Le responsable local a ajouté que les services de renseignement affirment que l’EIIL a constitué des cellules féminines dans cetaines zones de Diayala pour le soutenir logistiquement le mouvement armé et pour assurer le passage de messages ou d'explosifs ou encore pour des opérations d’espionnage et d’observation de certaines cibles.

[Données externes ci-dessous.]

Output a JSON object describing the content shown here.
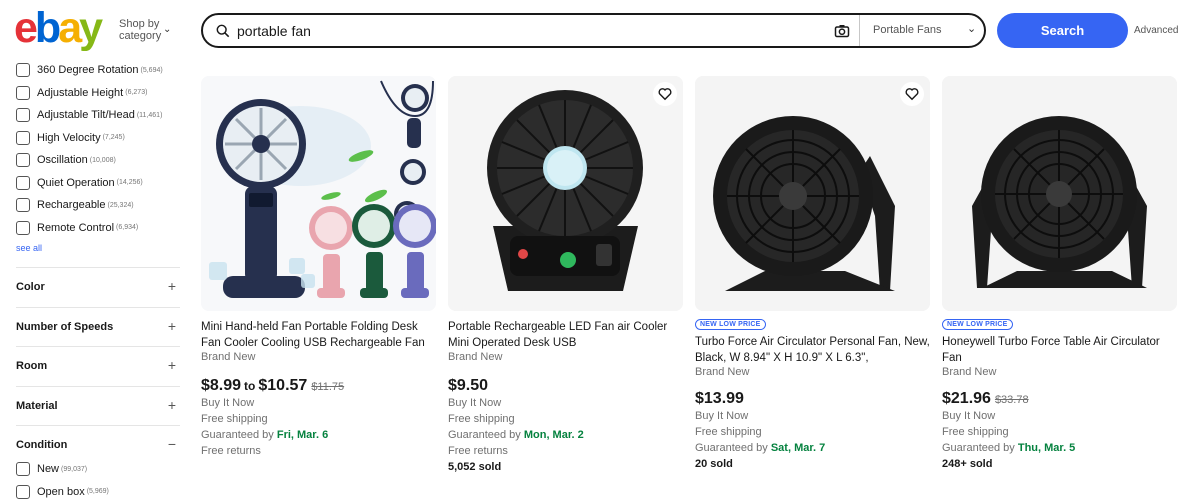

Le lieutenant-colonel Ghaleb Attia, responsable de la communication a la direction de la police de Diayala, a parlé, de son côté, de l’existence de tentatives répétées de réactiver les cellules féminines des attentats suicides dans la province soulignant toutefois que ce genre d’opérations est terminé depuis 2009.
Dans une interview à Anadolu, Attia a expliqué que « les forces de sécurité et les agences de renseignement ont adopté des stratégies qui ont contribué à venir à bout des 95% des tentatives d’opérations kamikazes. Il a révélé à ce propos que l’un des piliers de lutte contre ce genre d’opérations est le contingent des «Filles de l’Irak», forces féminines constitué de 300 éléments chargées d’observer et de contrecarrer les tentatives d’opérations kamikazes dans toute la province.
L’officier a ajouté que «le danger des opérations suicides existe encore car le terrorisme en général est toujours présent en Irak » d’autant qu’un mouvement comme l’EIIL tente constamment de constituer des nouvelles cellules féminines pour effectuer des opérations suicides, en persuadant les recrues qu’ainsi elles se vengeraient de ceux qui avaient tué leur fils, mari ou frère.